Cette étude montre que la prise d’IPDE5 en post-IDM réduit de façon significative la mortalité cardiovasculaire et les hospitalisations pour insuffisance cardiaque. On peut probablement en rapprocher les effets déjà décrits de ces molécules sur la fonction cardiaque après un IDM : prévention du remodelage ventriculaire gauche, diminution de l’hypertrophie ventriculaire gauche, augmentation de la contractilité ventriculaire droite, diminution des résistances vasculaires systémiques et de la rigidité aortique.

 

La principale limite de l’étude est qu’elle concerne le traitement de la DE et non pas la DE, sans précision sur les conditions de son diagnostic.
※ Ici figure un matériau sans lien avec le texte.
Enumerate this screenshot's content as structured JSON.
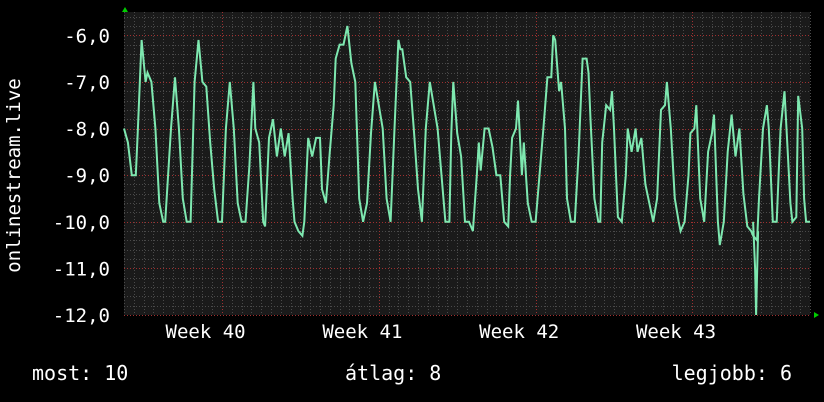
{
  "chart_data": {
    "type": "line",
    "ylabel": "onlinestream.live",
    "ylim": [
      -12.0,
      -5.5
    ],
    "y_ticks": [
      "-6,0",
      "-7,0",
      "-8,0",
      "-9,0",
      "-10,0",
      "-11,0",
      "-12,0"
    ],
    "y_tick_values": [
      -6,
      -7,
      -8,
      -9,
      -10,
      -11,
      -12
    ],
    "x_tick_labels": [
      "Week 40",
      "Week 41",
      "Week 42",
      "Week 43"
    ],
    "x_tick_positions": [
      0.5,
      4.5,
      8.5,
      12.5
    ],
    "x_range": [
      0,
      17.5
    ],
    "grid": true,
    "series": [
      {
        "color": "#7ee8b0",
        "points": [
          [
            0.0,
            -8.0
          ],
          [
            0.1,
            -8.3
          ],
          [
            0.2,
            -9.0
          ],
          [
            0.3,
            -9.0
          ],
          [
            0.35,
            -8.1
          ],
          [
            0.45,
            -6.1
          ],
          [
            0.55,
            -7.0
          ],
          [
            0.6,
            -6.8
          ],
          [
            0.7,
            -7.0
          ],
          [
            0.8,
            -8.0
          ],
          [
            0.9,
            -9.6
          ],
          [
            1.0,
            -10.0
          ],
          [
            1.05,
            -10.0
          ],
          [
            1.2,
            -8.0
          ],
          [
            1.3,
            -6.9
          ],
          [
            1.4,
            -8.0
          ],
          [
            1.5,
            -9.5
          ],
          [
            1.6,
            -10.0
          ],
          [
            1.7,
            -10.0
          ],
          [
            1.8,
            -7.0
          ],
          [
            1.9,
            -6.1
          ],
          [
            2.0,
            -7.0
          ],
          [
            2.1,
            -7.1
          ],
          [
            2.2,
            -8.3
          ],
          [
            2.3,
            -9.3
          ],
          [
            2.4,
            -10.0
          ],
          [
            2.5,
            -10.0
          ],
          [
            2.6,
            -8.0
          ],
          [
            2.7,
            -7.0
          ],
          [
            2.8,
            -8.0
          ],
          [
            2.9,
            -9.6
          ],
          [
            3.0,
            -10.0
          ],
          [
            3.1,
            -10.0
          ],
          [
            3.2,
            -8.8
          ],
          [
            3.3,
            -7.0
          ],
          [
            3.35,
            -8.0
          ],
          [
            3.45,
            -8.3
          ],
          [
            3.55,
            -10.0
          ],
          [
            3.6,
            -10.1
          ],
          [
            3.7,
            -8.2
          ],
          [
            3.8,
            -7.8
          ],
          [
            3.9,
            -8.6
          ],
          [
            4.0,
            -8.0
          ],
          [
            4.1,
            -8.6
          ],
          [
            4.2,
            -8.1
          ],
          [
            4.3,
            -9.5
          ],
          [
            4.35,
            -10.0
          ],
          [
            4.45,
            -10.2
          ],
          [
            4.55,
            -10.3
          ],
          [
            4.6,
            -10.0
          ],
          [
            4.7,
            -8.2
          ],
          [
            4.8,
            -8.6
          ],
          [
            4.9,
            -8.2
          ],
          [
            5.0,
            -8.2
          ],
          [
            5.05,
            -9.3
          ],
          [
            5.15,
            -9.6
          ],
          [
            5.25,
            -8.5
          ],
          [
            5.35,
            -7.5
          ],
          [
            5.4,
            -6.5
          ],
          [
            5.5,
            -6.2
          ],
          [
            5.6,
            -6.2
          ],
          [
            5.7,
            -5.8
          ],
          [
            5.8,
            -6.6
          ],
          [
            5.9,
            -7.0
          ],
          [
            6.0,
            -9.5
          ],
          [
            6.1,
            -10.0
          ],
          [
            6.2,
            -9.6
          ],
          [
            6.3,
            -8.1
          ],
          [
            6.4,
            -7.0
          ],
          [
            6.5,
            -7.5
          ],
          [
            6.6,
            -8.0
          ],
          [
            6.7,
            -9.5
          ],
          [
            6.8,
            -10.0
          ],
          [
            6.9,
            -8.0
          ],
          [
            7.0,
            -6.1
          ],
          [
            7.05,
            -6.3
          ],
          [
            7.1,
            -6.3
          ],
          [
            7.2,
            -6.9
          ],
          [
            7.3,
            -7.0
          ],
          [
            7.4,
            -8.1
          ],
          [
            7.5,
            -9.3
          ],
          [
            7.6,
            -10.0
          ],
          [
            7.7,
            -8.0
          ],
          [
            7.8,
            -7.0
          ],
          [
            7.9,
            -7.5
          ],
          [
            8.0,
            -8.0
          ],
          [
            8.1,
            -9.0
          ],
          [
            8.2,
            -10.0
          ],
          [
            8.3,
            -10.0
          ],
          [
            8.35,
            -8.1
          ],
          [
            8.4,
            -7.0
          ],
          [
            8.5,
            -8.1
          ],
          [
            8.6,
            -8.6
          ],
          [
            8.7,
            -10.0
          ],
          [
            8.8,
            -10.0
          ],
          [
            8.9,
            -10.2
          ],
          [
            9.0,
            -9.0
          ],
          [
            9.05,
            -8.3
          ],
          [
            9.1,
            -8.9
          ],
          [
            9.2,
            -8.0
          ],
          [
            9.3,
            -8.0
          ],
          [
            9.4,
            -8.4
          ],
          [
            9.5,
            -9.0
          ],
          [
            9.6,
            -9.0
          ],
          [
            9.7,
            -10.0
          ],
          [
            9.8,
            -10.1
          ],
          [
            9.85,
            -9.0
          ],
          [
            9.9,
            -8.2
          ],
          [
            10.0,
            -8.0
          ],
          [
            10.05,
            -7.4
          ],
          [
            10.15,
            -9.0
          ],
          [
            10.2,
            -8.3
          ],
          [
            10.3,
            -9.6
          ],
          [
            10.4,
            -10.0
          ],
          [
            10.5,
            -10.0
          ],
          [
            10.6,
            -9.0
          ],
          [
            10.7,
            -8.0
          ],
          [
            10.8,
            -6.9
          ],
          [
            10.9,
            -6.9
          ],
          [
            10.95,
            -6.0
          ],
          [
            11.0,
            -6.1
          ],
          [
            11.1,
            -7.2
          ],
          [
            11.15,
            -7.0
          ],
          [
            11.25,
            -8.0
          ],
          [
            11.3,
            -9.5
          ],
          [
            11.4,
            -10.0
          ],
          [
            11.5,
            -10.0
          ],
          [
            11.6,
            -8.5
          ],
          [
            11.7,
            -6.5
          ],
          [
            11.8,
            -6.5
          ],
          [
            11.85,
            -6.8
          ],
          [
            11.9,
            -7.8
          ],
          [
            12.0,
            -9.5
          ],
          [
            12.1,
            -10.0
          ],
          [
            12.15,
            -10.0
          ],
          [
            12.2,
            -8.3
          ],
          [
            12.3,
            -7.5
          ],
          [
            12.4,
            -7.6
          ],
          [
            12.45,
            -7.2
          ],
          [
            12.5,
            -8.0
          ],
          [
            12.55,
            -9.0
          ],
          [
            12.6,
            -9.9
          ],
          [
            12.7,
            -10.0
          ],
          [
            12.8,
            -9.0
          ],
          [
            12.85,
            -8.0
          ],
          [
            12.95,
            -8.5
          ],
          [
            13.05,
            -8.0
          ],
          [
            13.1,
            -8.5
          ],
          [
            13.2,
            -8.2
          ],
          [
            13.3,
            -9.2
          ],
          [
            13.4,
            -9.6
          ],
          [
            13.5,
            -10.0
          ],
          [
            13.6,
            -9.5
          ],
          [
            13.7,
            -7.6
          ],
          [
            13.8,
            -7.5
          ],
          [
            13.85,
            -7.0
          ],
          [
            13.95,
            -8.0
          ],
          [
            14.05,
            -9.5
          ],
          [
            14.15,
            -10.0
          ],
          [
            14.2,
            -10.2
          ],
          [
            14.3,
            -10.0
          ],
          [
            14.4,
            -9.0
          ],
          [
            14.45,
            -8.1
          ],
          [
            14.55,
            -8.0
          ],
          [
            14.6,
            -7.5
          ],
          [
            14.7,
            -9.5
          ],
          [
            14.8,
            -10.0
          ],
          [
            14.9,
            -8.5
          ],
          [
            15.0,
            -8.1
          ],
          [
            15.05,
            -7.7
          ],
          [
            15.15,
            -10.0
          ],
          [
            15.2,
            -10.5
          ],
          [
            15.3,
            -10.0
          ],
          [
            15.4,
            -8.5
          ],
          [
            15.5,
            -7.7
          ],
          [
            15.6,
            -8.6
          ],
          [
            15.7,
            -8.0
          ],
          [
            15.8,
            -9.4
          ],
          [
            15.9,
            -10.1
          ],
          [
            16.0,
            -10.2
          ],
          [
            16.05,
            -10.3
          ],
          [
            16.15,
            -10.4
          ],
          [
            16.2,
            -9.5
          ],
          [
            16.3,
            -8.0
          ],
          [
            16.4,
            -7.5
          ],
          [
            16.45,
            -8.0
          ],
          [
            16.5,
            -9.0
          ],
          [
            16.55,
            -10.0
          ],
          [
            16.65,
            -10.0
          ],
          [
            16.7,
            -9.0
          ],
          [
            16.75,
            -8.0
          ],
          [
            16.85,
            -7.2
          ],
          [
            16.9,
            -8.0
          ],
          [
            17.0,
            -9.6
          ],
          [
            17.05,
            -10.0
          ],
          [
            17.15,
            -9.9
          ],
          [
            17.2,
            -7.3
          ],
          [
            17.3,
            -8.0
          ],
          [
            17.35,
            -9.5
          ],
          [
            17.4,
            -10.0
          ],
          [
            17.5,
            -10.0
          ]
        ]
      }
    ]
  },
  "stats": {
    "now_label": "most:",
    "now_value": "10",
    "avg_label": "átlag:",
    "avg_value": "8",
    "max_label": "legjobb:",
    "max_value": "6"
  },
  "colors": {
    "background": "#000000",
    "plot_background": "#1a1a1a",
    "grid_minor": "#4a4a4a",
    "grid_major": "#a03030",
    "line": "#7ee8b0",
    "axis_arrow": "#00cc00"
  }
}
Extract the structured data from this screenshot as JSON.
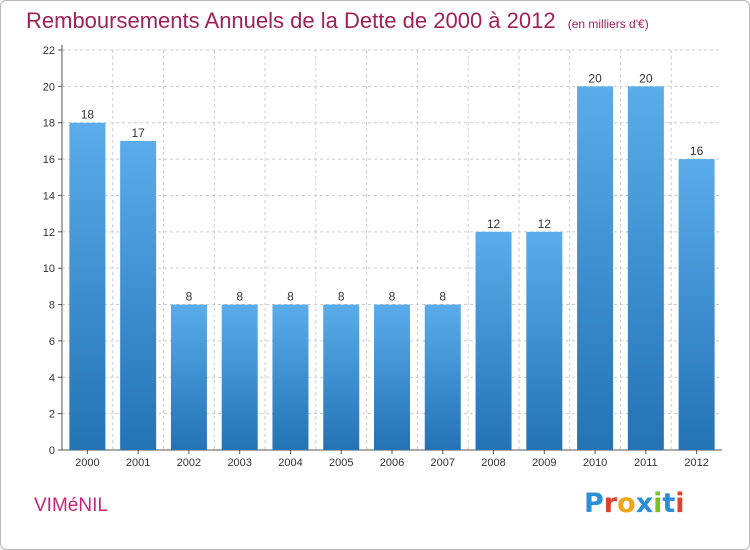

Certains facteurs confondants sont par ailleurs absents et peuvent en effet modifier la prévalence du diagnostic, comme le statut marital ou le niveau d’éducation.

 

Si cette étude ne permet pas de conclure à l’utilisation systématique d’un IPDE5 chez les patients avec DE après un premier IDM, elle apporte des arguments en faveur de la prescription sûre de ces molécules chez le patient qui ne présente pas de contre-indication, c’est-à-dire qui ne prend pas de dérivés nitrés et qui est apte à produire un effort d’intensité modérée.

 

 

  1. Hotaling JM, Walsh TJ, Macleod LC, et al. Erectile dysfunction is not independently associated with cardiovascular death: data from the vitamins and lifestyle (VITAL) study. J Sex Med 2012;9:2104–10.

 

  1. Frantzen J, Speel TG, Kiemeney LA, et al. Cardiovascular risk among men seeking help for erectile dysfunction. Ann Epidemiol 2006;16:85–90.

 

  1. Gazzaruso C, Solerte SB, Pujia A, et al. Erectile dysfunction as a predictor of cardiovascular events and death in diabetic patients with angiographically proven asymptomatic coronary artery disease: a potential protective role for statins and 5-phosphodiesterase inhibitors. J Am Coll Cardiol 2008;51:2040–4.